The good news is that there are steps you can take to reduce your risk of getting kidney stones:

  • Stay Hydrated: Drink plenty of water throughout the day to keep your urine diluted and help prevent mineral buildup.
  • Eat a Balanced Diet: Limit foods that are high in oxalates (like spinach, rhubarb, nuts) and sodium, and try to eat more fruits and vegetables.
  • Maintain a Healthy Weight: Being overweight can increase your risk of kidney stones, so try to keep your weight in a healthy range.
  • Watch Your Medications: Some medications can increase the risk of kidney stones, so talk to your doctor about any concerns.

How are kidney stones diagnosed ?

Healthcare providers use imaging, blood and urine (pee) tests to diagnose kidney stones.
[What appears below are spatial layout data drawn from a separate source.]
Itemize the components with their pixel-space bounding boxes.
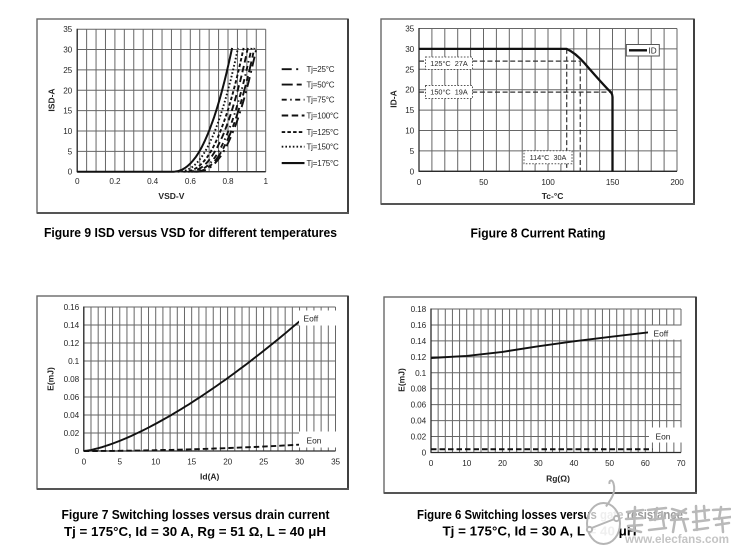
svg-text:114°C 30A: 114°C 30A: [530, 153, 567, 162]
svg-text:30: 30: [295, 458, 304, 467]
svg-text:200: 200: [670, 178, 684, 187]
svg-text:0.04: 0.04: [64, 411, 80, 420]
svg-text:0.08: 0.08: [411, 385, 427, 394]
svg-text:E(mJ): E(mJ): [397, 368, 407, 392]
svg-text:0.08: 0.08: [64, 375, 80, 384]
svg-text:Figure 8 Current Rating: Figure 8 Current Rating: [471, 227, 606, 241]
svg-text:0: 0: [417, 178, 422, 187]
svg-text:5: 5: [410, 147, 415, 156]
svg-text:20: 20: [63, 86, 72, 95]
svg-text:50: 50: [479, 178, 488, 187]
svg-text:70: 70: [677, 459, 686, 468]
svg-text:50: 50: [605, 459, 614, 468]
svg-text:0.04: 0.04: [411, 417, 427, 426]
svg-text:Eon: Eon: [307, 436, 322, 446]
svg-text:0.1: 0.1: [68, 357, 80, 366]
svg-text:0.8: 0.8: [223, 177, 235, 186]
svg-text:Eon: Eon: [656, 432, 671, 442]
svg-text:0: 0: [75, 177, 80, 186]
svg-text:30: 30: [534, 459, 543, 468]
svg-text:5: 5: [118, 458, 123, 467]
svg-text:25: 25: [259, 458, 268, 467]
svg-text:ID: ID: [649, 46, 657, 55]
svg-text:ISD-A: ISD-A: [47, 88, 57, 111]
svg-text:15: 15: [405, 106, 414, 115]
svg-text:Rg(Ω): Rg(Ω): [546, 474, 570, 484]
svg-text:15: 15: [187, 458, 196, 467]
svg-text:E(mJ): E(mJ): [46, 367, 56, 391]
svg-text:0.18: 0.18: [411, 305, 427, 314]
svg-text:15: 15: [63, 107, 72, 116]
svg-text:25: 25: [405, 65, 414, 74]
svg-text:60: 60: [641, 459, 650, 468]
svg-text:35: 35: [405, 25, 414, 34]
svg-text:0.14: 0.14: [411, 337, 427, 346]
svg-text:20: 20: [223, 458, 232, 467]
svg-text:www.elecfans.com: www.elecfans.com: [624, 534, 729, 546]
svg-text:0.6: 0.6: [185, 177, 197, 186]
svg-text:10: 10: [151, 458, 160, 467]
svg-text:30: 30: [63, 46, 72, 55]
svg-text:0: 0: [429, 459, 434, 468]
svg-text:0: 0: [75, 447, 80, 456]
svg-text:100: 100: [541, 178, 555, 187]
svg-text:VSD-V: VSD-V: [158, 191, 184, 201]
svg-text:Tj=150°C: Tj=150°C: [307, 143, 339, 152]
svg-text:0.12: 0.12: [411, 353, 427, 362]
svg-text:Figure 7 Switching losses vers: Figure 7 Switching losses versus drain c…: [62, 508, 331, 522]
svg-text:0: 0: [410, 167, 415, 176]
svg-text:Tj=75°C: Tj=75°C: [307, 96, 335, 105]
svg-text:35: 35: [331, 458, 340, 467]
svg-text:0.06: 0.06: [411, 401, 427, 410]
svg-text:Tj=175°C: Tj=175°C: [307, 159, 339, 168]
svg-text:Tj=125°C: Tj=125°C: [307, 128, 339, 137]
svg-text:0.16: 0.16: [411, 321, 427, 330]
svg-text:35: 35: [63, 25, 72, 34]
svg-text:0.06: 0.06: [64, 393, 80, 402]
svg-text:10: 10: [63, 127, 72, 136]
svg-text:0.16: 0.16: [64, 303, 80, 312]
svg-text:Eoff: Eoff: [654, 329, 669, 339]
svg-text:Tj = 175°C, Id = 30 A, Rg = 51: Tj = 175°C, Id = 30 A, Rg = 51 Ω, L = 40…: [64, 525, 326, 539]
svg-text:Tj=25°C: Tj=25°C: [307, 65, 335, 74]
svg-text:25: 25: [63, 66, 72, 75]
svg-text:0.2: 0.2: [109, 177, 121, 186]
svg-text:0.1: 0.1: [415, 369, 427, 378]
svg-text:ID-A: ID-A: [389, 90, 399, 107]
svg-text:Tc-°C: Tc-°C: [542, 191, 564, 201]
svg-text:Eoff: Eoff: [304, 314, 319, 324]
svg-text:0.14: 0.14: [64, 321, 80, 330]
svg-text:Tj=100°C: Tj=100°C: [307, 112, 339, 121]
svg-text:0.02: 0.02: [411, 433, 427, 442]
svg-text:10: 10: [405, 127, 414, 136]
svg-text:Figure 9 ISD versus VSD for di: Figure 9 ISD versus VSD for different te…: [44, 226, 337, 240]
svg-text:0: 0: [82, 458, 87, 467]
svg-text:20: 20: [405, 86, 414, 95]
svg-text:40: 40: [569, 459, 578, 468]
svg-text:20: 20: [498, 459, 507, 468]
svg-text:0: 0: [422, 449, 427, 458]
svg-text:0.02: 0.02: [64, 429, 80, 438]
svg-text:5: 5: [68, 147, 73, 156]
svg-text:Id(A): Id(A): [200, 472, 220, 482]
svg-text:Tj=50°C: Tj=50°C: [307, 81, 335, 90]
svg-text:0.4: 0.4: [147, 177, 159, 186]
svg-text:150°C 19A: 150°C 19A: [430, 88, 468, 97]
svg-text:10: 10: [462, 459, 471, 468]
svg-text:30: 30: [405, 45, 414, 54]
svg-text:1: 1: [263, 177, 268, 186]
svg-text:150: 150: [606, 178, 620, 187]
svg-text:0: 0: [68, 168, 73, 177]
svg-text:0.12: 0.12: [64, 339, 80, 348]
svg-text:125°C 27A: 125°C 27A: [430, 59, 468, 68]
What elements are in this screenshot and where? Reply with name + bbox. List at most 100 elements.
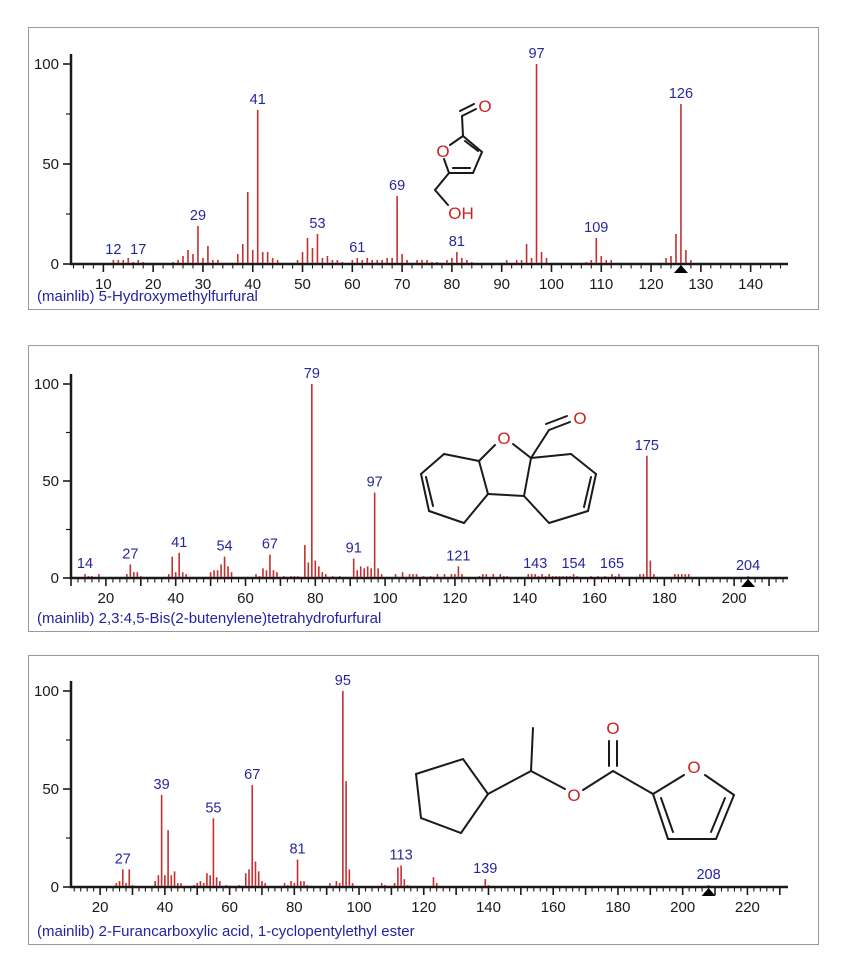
svg-text:140: 140: [512, 590, 537, 607]
peak-mz-label: 17: [130, 242, 146, 258]
svg-text:130: 130: [688, 276, 713, 293]
molecule-structure: O O OH: [434, 97, 492, 223]
ring-oxygen-label: O: [436, 142, 449, 161]
furan-oxygen-label: O: [687, 758, 700, 777]
svg-text:180: 180: [652, 590, 677, 607]
svg-text:0: 0: [51, 570, 59, 587]
peak-mz-label: 139: [473, 861, 497, 877]
peak-mz-label: 14: [77, 556, 93, 572]
svg-text:120: 120: [442, 590, 467, 607]
svg-text:180: 180: [605, 899, 630, 916]
svg-text:50: 50: [42, 473, 59, 490]
molecular-ion-marker: [741, 579, 756, 587]
peak-mz-label: 97: [528, 46, 544, 62]
spectrum-caption: (mainlib) 2-Furancarboxylic acid, 1-cycl…: [37, 923, 415, 940]
svg-text:50: 50: [42, 156, 59, 173]
svg-text:100: 100: [34, 56, 59, 73]
peak-mz-label: 95: [335, 673, 351, 689]
svg-text:60: 60: [344, 276, 361, 293]
svg-text:80: 80: [444, 276, 461, 293]
molecular-ion-marker: [701, 888, 716, 896]
svg-text:200: 200: [670, 899, 695, 916]
aldehyde-oxygen-label: O: [478, 97, 491, 116]
svg-text:20: 20: [145, 276, 162, 293]
svg-text:160: 160: [541, 899, 566, 916]
svg-text:100: 100: [34, 683, 59, 700]
mass-spectrum-plot: O O OH 0 50 100 10 20 30 40 50 60 70 80 90 100 110 120…: [34, 46, 788, 293]
peak-mz-label: 143: [523, 556, 547, 572]
svg-text:20: 20: [92, 899, 109, 916]
peak-mz-label: 154: [561, 556, 585, 572]
ester-oxygen-label: O: [567, 786, 580, 805]
svg-text:100: 100: [373, 590, 398, 607]
svg-text:80: 80: [286, 899, 303, 916]
peak-mz-label: 91: [346, 541, 362, 557]
ring-oxygen-label: O: [497, 429, 510, 448]
svg-text:110: 110: [589, 276, 613, 293]
peak-mz-label: 126: [669, 86, 693, 102]
peak-mz-label: 175: [635, 438, 659, 454]
peak-mz-label: 12: [105, 242, 121, 258]
svg-text:40: 40: [157, 899, 174, 916]
svg-text:100: 100: [347, 899, 372, 916]
peak-mz-label: 97: [367, 475, 383, 491]
peak-mz-label: 29: [190, 208, 206, 224]
hydroxyl-label: OH: [448, 204, 474, 223]
molecule-structure: O O O: [414, 719, 735, 840]
svg-text:120: 120: [411, 899, 436, 916]
peak-mz-label: 67: [262, 537, 278, 553]
peak-mz-label: 165: [600, 556, 624, 572]
spectrum-axes-and-peaks: 0 50 100 20 40 60 80 100 120 140 160 180 200 14 27 41 54…: [34, 366, 788, 607]
svg-text:80: 80: [307, 590, 324, 607]
peak-mz-label: 61: [349, 240, 365, 256]
svg-text:70: 70: [394, 276, 411, 293]
spectrum-caption: (mainlib) 2,3:4,5-Bis(2-butenylene)tetra…: [37, 610, 382, 627]
svg-text:120: 120: [639, 276, 664, 293]
svg-text:160: 160: [582, 590, 607, 607]
spectrum-axes-and-peaks: 0 50 100 10 20 30 40 50 60 70 80 90 100 110 120 130 140 1…: [34, 46, 788, 293]
aldehyde-oxygen-label: O: [573, 409, 586, 428]
peak-mz-label: 79: [304, 366, 320, 382]
peak-mz-label: 53: [309, 216, 325, 232]
svg-text:60: 60: [221, 899, 238, 916]
spectrum-axes-and-peaks: 0 50 100 20 40 60 80 100 120 140 160 180 200 220 27 39 5…: [34, 673, 788, 916]
spectrum-caption: (mainlib) 5-Hydroxymethylfurfural: [37, 288, 258, 305]
mass-spectrum-plot: O O 0 50 100 20 40 60 80 100 120 140 160 180 200 14 27…: [34, 366, 788, 607]
spectrum-panel-2: O O 0 50 100 20 40 60 80 100 120 140 160 180 200 14 27…: [28, 345, 819, 632]
molecular-ion-marker: [673, 265, 688, 273]
svg-text:90: 90: [493, 276, 510, 293]
carbonyl-oxygen-label: O: [606, 719, 619, 738]
svg-text:140: 140: [738, 276, 763, 293]
mass-spectrum-plot: O O O 0 50 100 20 40 60 80 100 120 140 160 180 200 22…: [34, 673, 788, 916]
peak-mz-label: 81: [289, 842, 305, 858]
peak-mz-label: 109: [584, 220, 608, 236]
peak-mz-label: 39: [154, 777, 170, 793]
svg-text:140: 140: [476, 899, 501, 916]
svg-text:0: 0: [51, 879, 59, 896]
svg-text:60: 60: [237, 590, 254, 607]
svg-text:100: 100: [34, 376, 59, 393]
svg-text:20: 20: [98, 590, 115, 607]
svg-text:0: 0: [51, 256, 59, 273]
svg-text:40: 40: [244, 276, 261, 293]
peak-mz-label: 121: [446, 548, 470, 564]
spectrum-panel-1: O O OH 0 50 100 10 20 30 40 50 60 70 80 90 100 110 120…: [28, 27, 819, 310]
peak-mz-label: 204: [736, 558, 760, 574]
peak-mz-label: 67: [244, 767, 260, 783]
peak-mz-label: 41: [171, 535, 187, 551]
peak-mz-label: 54: [216, 539, 232, 555]
molecule-structure: O O: [420, 409, 597, 524]
svg-text:30: 30: [195, 276, 212, 293]
peak-mz-label: 55: [205, 800, 221, 816]
peak-mz-label: 27: [115, 851, 131, 867]
spectrum-panel-3: O O O 0 50 100 20 40 60 80 100 120 140 160 180 200 22…: [28, 655, 819, 945]
svg-text:50: 50: [294, 276, 311, 293]
peak-mz-label: 208: [696, 867, 720, 883]
svg-text:100: 100: [539, 276, 564, 293]
svg-text:50: 50: [42, 781, 59, 798]
peak-mz-label: 41: [250, 92, 266, 108]
svg-text:200: 200: [722, 590, 747, 607]
peak-mz-label: 27: [122, 546, 138, 562]
peak-mz-label: 113: [390, 847, 413, 863]
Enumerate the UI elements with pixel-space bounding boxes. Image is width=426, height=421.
If your provider suspects you have a kidney stone based on your symptoms and physical exam, you may need one or more of these tests:

  • Urine test: A provider can test your pee for blood, stone-forming crystals and signs of infection.
  • Imaging: X-rays, CT scans (computed tomography scans) and ultrasound can help your healthcare provider see the size, shape, location and number of stones.
  • Blood tests: A provider can use blood tests to check your kidney function, detect infections and look for high levels of calcium or other conditions that could lead to stone formation.

Treatment of Kidney Stones

If you do get kidney stones, there are ways to treat them depending on their size and location:

  • Drinking Water: Sometimes, drinking lots of water can help small stones pass on their own.
  • Medications: Pain relievers and medications that help the stone pass or prevent new stones from forming.
  • Medical Procedures:
    • Shock Wave Lithotripsy: This uses shock waves to break up stones into smaller pieces that can pass more easily.
    • Ureteroscopy: A provider inserts a scope through your urethra and bladder and into your ureter. Instruments the provider passes through the scope can break up and remove the stone. The smaller pieces can move through your urinary tract and out of your body more easily.
    • Laparoscopic surgery: During laparoscopic surgery, your provider makes a small incision to remove the stone. In some rare cases, your provider might need to perform open surgery (with a larger incision) instead of laparoscopy.

Other Useful Information

  • See a Doctor: If you think you have kidney stones or experience symptoms like severe pain, blood in urine, or nausea, see a doctor for proper diagnosis and treatment.
  • Follow-Up Care: After treatment, it's important to follow up with your doctor to prevent new stones from forming and to monitor your kidney health.

In Conclusion, Kidney stones can be painful and disruptive, but by making some changes to your lifestyle and getting the right treatment when needed, you can manage them effectively. Don't hesitate to talk to your doctor if you have any concerns about kidney stones – they're here to help you stay healthy and pain-free.